No es la casa de Juan. El letrero dice, decía, Casa Juan, porque un amigo le regaló el cartel en mármol y Juan lo enseñaba orgulloso; pero la casa, los bancos, las mesas, el barco... los hizo este buen paisano para todos. Nada le hace más feliz que ver que la gente se detiene allí y descansa en la casa o el minichozo, que algunos chavales se sientan a jugar al ajedrez en el que hizo con piedras sobre el dibujo de una mesa —«un ajedrez de la edad de piedra», bromea—, que alaben sus trabajos.
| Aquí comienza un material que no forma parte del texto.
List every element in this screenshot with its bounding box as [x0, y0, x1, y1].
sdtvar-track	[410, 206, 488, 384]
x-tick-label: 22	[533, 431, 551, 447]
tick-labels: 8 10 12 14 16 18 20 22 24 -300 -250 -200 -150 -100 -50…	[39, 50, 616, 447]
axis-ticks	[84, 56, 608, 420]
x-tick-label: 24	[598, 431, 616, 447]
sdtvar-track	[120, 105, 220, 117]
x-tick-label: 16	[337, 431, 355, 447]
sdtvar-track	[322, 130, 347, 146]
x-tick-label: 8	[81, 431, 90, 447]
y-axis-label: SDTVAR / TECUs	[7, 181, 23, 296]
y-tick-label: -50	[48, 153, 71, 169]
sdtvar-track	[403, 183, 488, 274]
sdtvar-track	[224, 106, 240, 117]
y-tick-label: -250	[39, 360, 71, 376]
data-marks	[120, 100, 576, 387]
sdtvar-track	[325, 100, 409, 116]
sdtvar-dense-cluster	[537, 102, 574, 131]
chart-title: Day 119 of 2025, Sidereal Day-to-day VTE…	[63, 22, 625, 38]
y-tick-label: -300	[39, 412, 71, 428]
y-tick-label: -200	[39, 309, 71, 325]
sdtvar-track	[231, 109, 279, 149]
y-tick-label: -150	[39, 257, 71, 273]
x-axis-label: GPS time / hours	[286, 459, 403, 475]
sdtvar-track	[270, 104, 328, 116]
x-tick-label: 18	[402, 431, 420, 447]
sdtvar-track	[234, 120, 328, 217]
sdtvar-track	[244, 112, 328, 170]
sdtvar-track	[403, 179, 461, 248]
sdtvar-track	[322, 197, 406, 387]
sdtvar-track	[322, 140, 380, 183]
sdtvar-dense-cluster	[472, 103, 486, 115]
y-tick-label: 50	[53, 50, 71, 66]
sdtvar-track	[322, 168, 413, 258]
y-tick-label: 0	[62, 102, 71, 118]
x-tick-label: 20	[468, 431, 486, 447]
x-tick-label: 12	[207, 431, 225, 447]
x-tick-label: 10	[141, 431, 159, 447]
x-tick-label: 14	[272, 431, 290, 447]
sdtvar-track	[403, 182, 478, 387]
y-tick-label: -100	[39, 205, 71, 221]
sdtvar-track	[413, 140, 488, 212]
Y si le dan conversación, habla; y si prefieren el silencio él sigue a lo suyo, con su serrote y los palos que el río expulsa.
Juan es de Tolibia (y Rucayo). Condujo rebaños de ovejas, fue pinche de albañil y al jubilarse pensó que mucho mejor que recorrer bares era hacer algo de provecho en la Candamia. Le arrancó a la maleza, a una verdadera selva, un trozo de terreno que desbrozó a base de hoz y paciencia para levantar una especie de rincón de descanso para quien lo quiera, nada a cambio.
El gran orgullo de Juan es ser sobrino de una leyenda de la lucha leonesa, El Sastrín de Rucayo (de ahí que diga ser de Tolibia y Rucayo). Guardaba en casa como gran recuerdo del ídolo asesinado en la guerra la hebilla de plata de Campeón Provincial, del primero de los celebrados, histórico ¿Sabéis que hizo con ella? Se la donó al Museo de los Pueblos de Mansilla, para disfrute de todos, como el espacio que había limpiado en la Candamia.
Se lo han quemado. Hace falta ser malnacido y lo que no me atrevo a poner en papel. Juan no temía a los legalismos pues nada malo veía en lo hecho, pero que haya tipos que se lo destrozaran no le entraba en la cabeza. Pues los hay.